What is a Fin Labs Capital Fundamental Analysis for Cheap?
Fundamental analysis is the process of looking at the basic or fundamental financial level of a business, especially:
- sales
- earnings
- growth
- potential
- assets
- debt
- management
- products
- competition
This type of analysis examines key ratios of a business to determine its financial health and gives you an idea of the value its stock.
Many investors use fundamental analysis alone or in combination with other tools to evaluate stocks for investment purposes. The goal is to determine the current worth and, more importantly, how the market values the stock.
The Top Down Approach to Fundamental Analysis
Usually fundamental analysis takes into consideration only those variables that are directly related to the company itself, rather than the overall state of the market or technical analysis data but here we are going to describe a top down approach to the typical fundamental evaluation: It starts with the overall economy and then works down from industry groups to specific companies.
As part of the analysis process, it is important to remember that all information is relative. Industry groups are compared against other industry groups and companies against other companies. It is important that companies are compared with others in the same group.
First and foremost in a top-down approach would be an overall evaluation of the general economy. When the economy expands, most industry groups and companies benefit and grow. When the economy declines, most sectors and companies usually suffer. Once a scenario for the overall economy has been developed, an investor can break down the economy into its various industry groups.
If the prognosis is for an expanding economy, then certain groups are likely to benefit more than others. An investor can narrow the field to those groups that are best suited to benefit from the current or future economic environment. If most companies are expected to benefit from an expansion, then risk in equities would be relatively low and an aggressive growth-oriented strategy might be advisable. A growth strategy might involve the purchase of technology, biotech, semiconductor and cyclical stocks. If the economy is forecast to contract, an investor may opt for a more conservative strategy and seek out stable income-oriented companies.
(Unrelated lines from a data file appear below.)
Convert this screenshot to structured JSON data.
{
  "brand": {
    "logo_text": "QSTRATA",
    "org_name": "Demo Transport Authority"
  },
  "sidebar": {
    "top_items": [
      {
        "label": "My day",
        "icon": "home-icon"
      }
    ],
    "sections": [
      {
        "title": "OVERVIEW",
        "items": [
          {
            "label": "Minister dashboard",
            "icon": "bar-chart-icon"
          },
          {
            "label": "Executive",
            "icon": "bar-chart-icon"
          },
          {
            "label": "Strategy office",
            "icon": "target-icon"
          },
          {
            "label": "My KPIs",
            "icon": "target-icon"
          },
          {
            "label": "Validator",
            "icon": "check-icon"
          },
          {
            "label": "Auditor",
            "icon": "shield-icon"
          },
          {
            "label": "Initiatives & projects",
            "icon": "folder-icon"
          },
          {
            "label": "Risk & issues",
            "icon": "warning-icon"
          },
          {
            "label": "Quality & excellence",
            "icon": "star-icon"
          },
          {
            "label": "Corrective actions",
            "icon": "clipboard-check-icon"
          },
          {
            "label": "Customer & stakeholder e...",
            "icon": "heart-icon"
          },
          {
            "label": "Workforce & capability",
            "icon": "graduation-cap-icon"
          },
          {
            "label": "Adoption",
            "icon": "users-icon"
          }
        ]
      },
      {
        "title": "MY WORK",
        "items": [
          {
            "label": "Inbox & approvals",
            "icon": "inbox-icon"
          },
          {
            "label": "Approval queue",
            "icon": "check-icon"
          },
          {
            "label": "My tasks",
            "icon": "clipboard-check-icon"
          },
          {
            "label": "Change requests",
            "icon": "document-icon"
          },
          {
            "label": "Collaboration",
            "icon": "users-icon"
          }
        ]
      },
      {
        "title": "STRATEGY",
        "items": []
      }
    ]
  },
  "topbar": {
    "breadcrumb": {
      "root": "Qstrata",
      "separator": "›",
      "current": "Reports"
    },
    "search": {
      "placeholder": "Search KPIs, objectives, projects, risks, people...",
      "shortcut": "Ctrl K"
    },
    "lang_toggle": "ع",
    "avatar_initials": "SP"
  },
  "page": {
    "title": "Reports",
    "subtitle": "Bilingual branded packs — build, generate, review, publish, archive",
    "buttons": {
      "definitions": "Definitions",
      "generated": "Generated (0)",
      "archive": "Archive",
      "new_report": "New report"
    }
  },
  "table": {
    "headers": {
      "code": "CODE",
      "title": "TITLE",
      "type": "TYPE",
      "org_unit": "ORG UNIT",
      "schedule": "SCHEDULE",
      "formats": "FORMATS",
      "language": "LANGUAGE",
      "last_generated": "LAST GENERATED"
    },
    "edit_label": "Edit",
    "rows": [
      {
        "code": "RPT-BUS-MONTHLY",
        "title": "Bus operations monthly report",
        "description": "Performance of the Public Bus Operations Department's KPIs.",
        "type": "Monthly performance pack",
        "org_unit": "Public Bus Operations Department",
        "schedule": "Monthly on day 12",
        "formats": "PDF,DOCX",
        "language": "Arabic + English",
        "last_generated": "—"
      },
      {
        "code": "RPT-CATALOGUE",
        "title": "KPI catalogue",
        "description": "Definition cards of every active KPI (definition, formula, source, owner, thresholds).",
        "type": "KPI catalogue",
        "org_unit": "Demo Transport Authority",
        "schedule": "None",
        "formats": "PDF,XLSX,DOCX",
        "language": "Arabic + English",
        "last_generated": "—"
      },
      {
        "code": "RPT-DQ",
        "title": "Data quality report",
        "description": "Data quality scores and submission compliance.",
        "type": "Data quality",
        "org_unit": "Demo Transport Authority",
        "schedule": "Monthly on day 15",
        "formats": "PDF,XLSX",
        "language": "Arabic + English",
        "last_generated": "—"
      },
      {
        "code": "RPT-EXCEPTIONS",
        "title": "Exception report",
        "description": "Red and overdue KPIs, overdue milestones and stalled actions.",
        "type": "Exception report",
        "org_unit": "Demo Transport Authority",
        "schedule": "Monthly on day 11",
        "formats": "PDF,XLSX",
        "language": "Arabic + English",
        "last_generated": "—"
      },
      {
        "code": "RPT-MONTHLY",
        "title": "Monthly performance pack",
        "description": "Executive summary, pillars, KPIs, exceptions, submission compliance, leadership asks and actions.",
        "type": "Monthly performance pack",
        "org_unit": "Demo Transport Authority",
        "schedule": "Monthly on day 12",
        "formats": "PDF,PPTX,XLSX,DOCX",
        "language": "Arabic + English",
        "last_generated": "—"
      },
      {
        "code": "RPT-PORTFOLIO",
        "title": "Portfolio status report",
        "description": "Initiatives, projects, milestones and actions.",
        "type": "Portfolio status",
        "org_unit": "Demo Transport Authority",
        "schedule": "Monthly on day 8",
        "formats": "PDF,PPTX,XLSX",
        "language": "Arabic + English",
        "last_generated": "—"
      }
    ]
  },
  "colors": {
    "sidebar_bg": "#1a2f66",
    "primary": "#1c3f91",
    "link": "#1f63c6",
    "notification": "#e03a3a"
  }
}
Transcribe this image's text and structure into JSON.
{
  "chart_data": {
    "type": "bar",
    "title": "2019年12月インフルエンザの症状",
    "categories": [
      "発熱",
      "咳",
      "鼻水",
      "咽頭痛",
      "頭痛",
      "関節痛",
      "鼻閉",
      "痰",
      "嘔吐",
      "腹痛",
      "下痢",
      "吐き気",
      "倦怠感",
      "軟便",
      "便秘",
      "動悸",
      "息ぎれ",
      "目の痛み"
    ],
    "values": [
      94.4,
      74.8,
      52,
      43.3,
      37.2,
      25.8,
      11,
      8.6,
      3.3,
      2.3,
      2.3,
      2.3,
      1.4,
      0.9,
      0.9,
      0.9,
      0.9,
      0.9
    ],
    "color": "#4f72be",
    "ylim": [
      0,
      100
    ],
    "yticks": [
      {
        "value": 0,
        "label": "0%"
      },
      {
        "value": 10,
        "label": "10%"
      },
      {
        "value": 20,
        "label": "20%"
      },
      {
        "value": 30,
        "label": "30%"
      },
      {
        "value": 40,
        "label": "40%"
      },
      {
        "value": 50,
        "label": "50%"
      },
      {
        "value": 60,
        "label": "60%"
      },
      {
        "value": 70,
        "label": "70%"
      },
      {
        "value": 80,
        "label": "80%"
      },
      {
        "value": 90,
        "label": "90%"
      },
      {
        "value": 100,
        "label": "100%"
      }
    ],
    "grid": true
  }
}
A defensive strategy might involve the purchase of consumer staples, utilities and energy-related stocks.
To assess a industry group’s potential, an investor would want to consider the overall growth rate, market size, and importance to the economy. While the individual company is still important, its industry group is likely to exert just as much, or more, influence on the stock price. When stocks move, they usually move as groups
Once the industry group is chosen, an investor would need to narrow the list of companies before proceeding to a more detailed analysis. Investors are usually interested in finding the leaders and the innovators within a group. The first task is to identify the current business and competitive environment within a group as well as the future trends. How do the companies rank according to market share, product position and competitive advantage? Who is the current leader and how will changes within the sector affect the current balance of power? What are the barriers to entry? Success depends on an edge, be it marketing, technology, market share or innovation. A comparative analysis of the competition within a sector will help identify those companies with an edge, and those most likely to keep it.
At this point you will have a shortlist of companies and the final step to this analysis process would be to take apart the financial statements and come up with a means of valuation. Some of the more popular ratios are found by dividing the stock price by a key value driver.